Number of mislabeled points out of a total 748 points : 206
[[175 187]
 [ 19 367]]


In [21]:
#Nouns often do not have significant impact on sentiment. For this classifier, we will use NLTK to remove the nouns from the
#negative word list to observe the effect.
is_noun = lambda pos: pos[:2] == 'NN'
nounsremoved = [word for (word, pos) in nltk.pos_tag(negonly) if is_noun(pos)==False]
len(nounsremoved)

for key in nounsremoved:
    imdb[str(key)]=imdb.reviews.str.contains(' '+str(key)+' ', case=False)
    imdb[str(key)]=imdb.reviews.str.contains(str(key)+' ', case=False)

imdbtarget = imdb['positive']
imdbdata = imdb[nounsremoved]
bnb.fit(imdbdata, imdbtarget)
y_pred5 = bnb.predict(imdbdata)

print("Number of mislabeled points out of a total {} points : {}".format(
    imdbdata.shape[0],
    (imdbtarget != y_pred5).sum()))
print(confusion_matrix(imdbtarget, y_pred5))

#This classifier had significantly more type 1 errors, but less type 2 errors. Removing some of the neutral verbs and adjectives
#may decrease the number of type 1 errors.

Number of mislabeled points out of a total 748 points : 218
[[159 203]
 [ 15 371]]


In [22]:
#Here we're going to test for overfitting using train/test subsets.

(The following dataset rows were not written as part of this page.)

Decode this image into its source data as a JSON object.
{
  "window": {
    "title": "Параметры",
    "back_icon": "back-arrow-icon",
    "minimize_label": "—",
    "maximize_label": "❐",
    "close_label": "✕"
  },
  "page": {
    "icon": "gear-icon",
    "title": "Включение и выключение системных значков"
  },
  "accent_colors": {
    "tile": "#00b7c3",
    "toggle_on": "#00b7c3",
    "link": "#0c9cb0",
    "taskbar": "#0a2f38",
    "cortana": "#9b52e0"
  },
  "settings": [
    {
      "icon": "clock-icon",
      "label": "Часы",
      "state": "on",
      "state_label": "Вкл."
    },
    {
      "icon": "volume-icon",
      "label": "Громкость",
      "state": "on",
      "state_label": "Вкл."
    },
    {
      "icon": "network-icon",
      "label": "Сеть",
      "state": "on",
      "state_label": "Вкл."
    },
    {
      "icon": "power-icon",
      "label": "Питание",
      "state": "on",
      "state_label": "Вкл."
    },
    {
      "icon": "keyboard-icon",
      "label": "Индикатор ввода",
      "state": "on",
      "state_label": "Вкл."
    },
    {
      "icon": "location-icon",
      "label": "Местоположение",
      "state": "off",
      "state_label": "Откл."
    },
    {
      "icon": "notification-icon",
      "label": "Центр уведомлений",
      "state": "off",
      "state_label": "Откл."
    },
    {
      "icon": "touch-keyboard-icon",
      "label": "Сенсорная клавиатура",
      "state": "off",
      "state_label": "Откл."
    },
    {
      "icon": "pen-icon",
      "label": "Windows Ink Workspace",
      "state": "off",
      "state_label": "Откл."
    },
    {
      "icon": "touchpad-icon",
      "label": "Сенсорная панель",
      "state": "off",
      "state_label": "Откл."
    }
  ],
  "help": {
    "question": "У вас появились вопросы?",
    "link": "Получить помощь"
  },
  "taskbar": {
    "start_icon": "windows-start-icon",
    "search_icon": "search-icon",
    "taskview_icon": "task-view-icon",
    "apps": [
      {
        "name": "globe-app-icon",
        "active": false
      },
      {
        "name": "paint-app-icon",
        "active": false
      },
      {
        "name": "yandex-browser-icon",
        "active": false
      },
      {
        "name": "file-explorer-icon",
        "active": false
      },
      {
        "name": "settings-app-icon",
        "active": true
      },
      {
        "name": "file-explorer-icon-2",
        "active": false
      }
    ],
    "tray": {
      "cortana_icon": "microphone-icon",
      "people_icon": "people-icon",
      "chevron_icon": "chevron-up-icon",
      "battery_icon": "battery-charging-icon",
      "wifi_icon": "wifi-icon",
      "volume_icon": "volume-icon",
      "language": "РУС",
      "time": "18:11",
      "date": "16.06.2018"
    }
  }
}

X_train, X_test, y_train, y_test = train_test_split(imdbdata, imdbtarget, test_size=0.2, random_state=20)
print('With 20% Holdout: ' + str(bnb.fit(X_train, y_train).score(X_test, y_test)))
print('Testing on Sample: ' + str(bnb.fit(imdbdata, imdbtarget).score(imdbdata, imdbtarget)))

#our model seems to have some overfitting problems due to the method I used to gather features.

With 20% Holdout: 0.64
Testing on Sample: 0.7085561497326203


# Conclusion
The accuracy of the model tends to hold at around 64-71% which is only marginally better than randomly guessing. The model seems to overfit quite a bit which is probably due to the method we used to obtain the features. Choosing only words that are not in the positive list as features creates overfitting towards the negative reviews. More advanced classifiers can be implemented to combat this. The model's performance drops below 50% when trying to correctly identify positive reviews. We can probably increase the performance by comparing the performance to other classifiers in the future.